Emami Group has declared its first quarter numbers. In an interview to CNBC-TV18, NH Bhansali, chief executive officer of Emami Group says, there wouldn't be any material impact of weak monsoon or the industrial production slowdown on the FMCG business per se.


He sees a top-line growth of around 16-18% and bottom-line growth of 18-20% this fiscal.


Below is the edited transcript of his interview with CNBC-TV18's Latha Venkatesh and Ekta Batra.


Q: How exactly the consumer non-durables market is panning out? We just got the IIP figures for June and the non-durables contracted by 1%. How exactly are things looking on the ground at this point? Do you expect it to worsen, considering the monsoon situation?


A: We have not felt any jerk as of yet. Business is good. On the ground, things are happening, rural sales are also happening. We do not feel, as of now, that there would be any material impact of weak monsoon or the industrial production slowdown on the FMCG business per se. We are catering to the masses, I think the impact would not be material, if at all.
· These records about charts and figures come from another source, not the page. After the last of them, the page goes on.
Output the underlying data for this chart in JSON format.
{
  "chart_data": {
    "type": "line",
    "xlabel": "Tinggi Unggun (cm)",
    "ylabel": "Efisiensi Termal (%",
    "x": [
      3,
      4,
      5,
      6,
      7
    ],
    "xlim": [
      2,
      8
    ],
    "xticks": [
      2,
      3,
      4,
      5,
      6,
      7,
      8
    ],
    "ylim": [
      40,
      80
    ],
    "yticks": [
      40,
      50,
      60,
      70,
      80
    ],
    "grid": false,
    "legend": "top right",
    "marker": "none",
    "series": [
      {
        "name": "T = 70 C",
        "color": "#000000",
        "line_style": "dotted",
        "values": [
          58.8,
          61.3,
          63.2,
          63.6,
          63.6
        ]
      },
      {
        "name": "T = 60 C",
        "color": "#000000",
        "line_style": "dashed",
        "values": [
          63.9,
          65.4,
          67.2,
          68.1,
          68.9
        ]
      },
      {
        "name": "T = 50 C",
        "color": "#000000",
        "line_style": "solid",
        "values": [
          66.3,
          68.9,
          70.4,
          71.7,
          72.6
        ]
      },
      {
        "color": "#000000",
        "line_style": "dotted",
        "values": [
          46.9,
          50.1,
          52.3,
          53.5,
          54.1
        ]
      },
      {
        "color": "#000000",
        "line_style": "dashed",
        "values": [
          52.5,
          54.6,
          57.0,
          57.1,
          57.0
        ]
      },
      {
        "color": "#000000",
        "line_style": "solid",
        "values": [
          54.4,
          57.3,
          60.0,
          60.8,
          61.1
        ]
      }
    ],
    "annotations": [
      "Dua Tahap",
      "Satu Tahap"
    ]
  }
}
Q: What about the volume growth this quarter as well as the pricing growth? We did see some amount of good volume growth coming from couple of your peers. What did you clock-in in this quarter? What exactly were the price increases, if any, as well?


A: In the domestic business, we had overall growth of 22.2% for the quarter. That was led by volume growth of around 15%. So, domestically we have performed well. Compared to our peers also we are doing very good.


In overseas, we had taken certain corrections. So, we had reduced our second distributors inventory. We had also discontinued few of our brands there, low margin product. So, overall there has been a 14% growth, but domestic growth has been very high at 22%.


Q: How are margins panning out? We understand that your margins fell by about 1% from 22% to 21%. Will you see greater pressure because as we get worse news of the drought, perhaps raw material prices go up?


A: I do not think so. If you look at our cost of goods sold (COGS), it has increased by just 10 bps, despite increase in the prices of major raw materials like menthol compared to the last period. We have managed it very judiciously.


Q: What should be work with in terms of full year growth and full year margins?


A: I think it should remain at last year’s level. I think top-line growth of around 16-18% on a lower side also can be well expected. Bottom-line also of 18-20% can be expected even in this fiscal.